Anderson: Yes, I agree with that focus on doing no harm to the patient. So part of any type of adoption of technology has to focus on the integrity of the data and on the normalization of the data. We’re still not interoperable by design but by mandate. So we have to get to the point where the data terminologies are the same and the vocabulary is codified.
Kenagy: As we create Skype visits and other forms of communication, I don’t want miscommunications or gaps in care management to worsen as we move forward with this.
Ingari: I don’t think that virtual care models will achieve maturity until the shift to value-based payment moves forward into capitation or shared-care models.
Ruppar: “Connected healthcare” was the buzz term in 2012; “patient engagement” was the key buzz term in 2013. How do you see things needing to change in the patient-provider relationship, with regard to this type of concept?
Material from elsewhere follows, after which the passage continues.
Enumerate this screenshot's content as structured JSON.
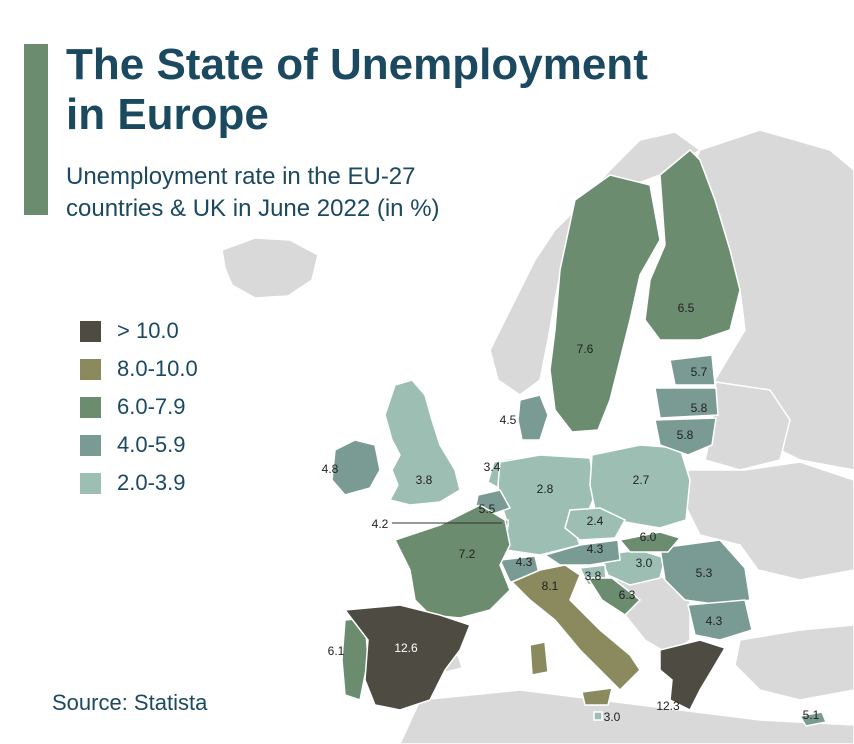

Anderson: With my provider, I’m using the MyChart portal in Epic with my provider. I have essentially 24/7 capabilities. I actually have a portal with my Aetna insurance that allows me to sue a blue button to pull down all my data. This isn't about calling my doctor’s office and calling my secretary. I’m messaging my doctor, who is able to message back. And I think that’s where we’re going. And all of us as patients, which we all are, will enjoy that new connectivity. And any messaging going beyond what I have now will be an enhancement, and will be a benefit to everybody, including payers.
Slepin: I agree. And in addition, training the physicians and other providers in skills like motivational interviewing or empathy, will help drive behavioral change. And enabling the patients to take responsibility through technology enhancements, will also be big.
Kenagy: This is a period of great transformation and change, and it’s discomfiting. We’ve begun to unplug from the old system, but we haven’t completely plugged into the new system. And I think it will be a wild ride. But I think it’s a great time to be in the industry.